La société KEOS [Localité 3] [Localité 5] BY AUTOSPHERE sera condamnée aux dépens.
PAR CES MOTIFS
La Cour, chambre sociale, statuant contradictoirement par mise à disposition de l’arrêt au greffe de la cour, après débats en audience publique et après en avoir délibéré,
CONFIRME le jugement du conseil de prud’hommes de METZ, en ses dispositions soumises à la cour, en ce qu’il a dit nulle la convention forfait jour à laquelle était soumis Monsieur [W] [G], en ce qu’il a débouté Monsieur [W] [G] de sa demande d’indemnité au titre du travail dissimulé et en ce qu’il a débouté la société KEOS [Localité 3] [Localité 5] BY AUTOSPHERE de sa demande au titre des frais irrépétibles,
INFIRME pour le surplus le jugement du conseil de prud’hommes de METZ, en ses dispositions soumises à la cour ;
STATUANT A NOUVEAU
Dit que la démission de Monsieur [W] [G] produit les effets d’un licenciement sans cause réelle et sérieuse,
Condamne la société KEOS [Localité 3] [Localité 5] BY AUTOSPHERE à verser à Monsieur [W] [G] les sommes suivantes :
— 82 996 euros au titre de ses heures supplémentaires non payées, outre 829,96 euros au titre des congés payés y afférant,
— 19 608 euros au titre de l’indemnité compensatrice de congés payés, outre 196,08 euros au titre des congés payés y afférant,
— 47'204,44 euros au titre de l’indemnité de licenciement,
— 70 000 euros au titre des dommages et intérêt pour licenciement sans cause réelle et sérieuse ;
Déboute la société KEOS [Localité 3] [Localité 5] BY AUTOSPHERE de sa demande reconventionnelle au titre de l’indemnité compensatrice de préavis,
Condamne la société KEOS [Localité 3] [Localité 5] BY AUTOSPHERE aux dépens de première instance ;
Y AJOUTANT
Condamne la société KEOS [Localité 3] [Localité 5] BY AUTOSPHERE à verser à Monsieur [W] [G] la somme de 2000 euros au titre de l’article 700 du code de procédure civile,
Déboute la société KEOS [Localité 3] [Localité 5] BY AUTOSPHERE de sa demande au titre de l’article 700 du code de procédure civile,
Condamne la société KEOS [Localité 3] [Localité 5] BY AUTOSPHERE aux dépens d’appel.

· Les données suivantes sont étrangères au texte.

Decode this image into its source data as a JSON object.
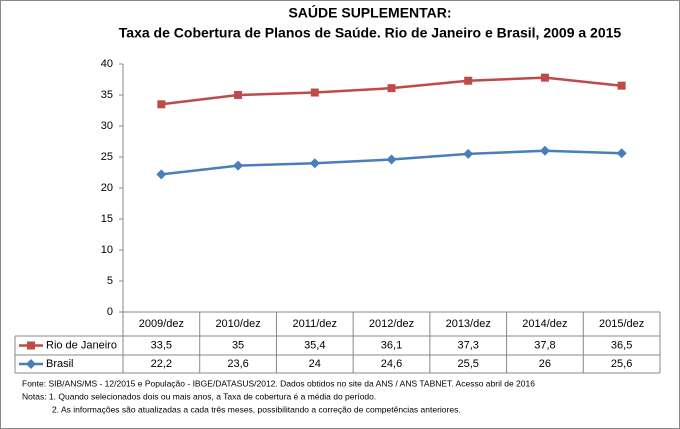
{
  "chart_data": {
    "type": "line",
    "title": "SAÚDE SUPLEMENTAR:",
    "subtitle": "Taxa de Cobertura de Planos de Saúde. Rio de Janeiro e Brasil, 2009 a 2015",
    "categories": [
      "2009/dez",
      "2010/dez",
      "2011/dez",
      "2012/dez",
      "2013/dez",
      "2014/dez",
      "2015/dez"
    ],
    "series": [
      {
        "name": "Rio de Janeiro",
        "color": "#be4b48",
        "marker": "square",
        "values": [
          33.5,
          35,
          35.4,
          36.1,
          37.3,
          37.8,
          36.5
        ],
        "value_labels": [
          "33,5",
          "35",
          "35,4",
          "36,1",
          "37,3",
          "37,8",
          "36,5"
        ]
      },
      {
        "name": "Brasil",
        "color": "#4a7ebb",
        "marker": "diamond",
        "values": [
          22.2,
          23.6,
          24,
          24.6,
          25.5,
          26,
          25.6
        ],
        "value_labels": [
          "22,2",
          "23,6",
          "24",
          "24,6",
          "25,5",
          "26",
          "25,6"
        ]
      }
    ],
    "ylim": [
      0,
      40
    ],
    "yticks": [
      0,
      5,
      10,
      15,
      20,
      25,
      30,
      35,
      40
    ],
    "grid": false,
    "notes": [
      "Fonte: SIB/ANS/MS - 12/2015 e População - IBGE/DATASUS/2012. Dados obtidos no site da ANS / ANS TABNET. Acesso abril de 2016",
      "Notas: 1. Quando selecionados dois ou mais anos, a Taxa de cobertura é a média do período.",
      "2. As informações são atualizadas a cada três meses, possibilitando a correção de competências anteriores."
    ]
  }
}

Ainsi prononcé par mise à disposition de l’arrêt au greffe de la cour, les parties en ayant été préalablement avisées dans les conditions prévues au deuxième alinéa de l’article 450 du code de procédure civile.
Et signé par Monsieur Raphaël WEISSMANN, Président de Chambre, et par Madame Laurène RIVORY, Greffier.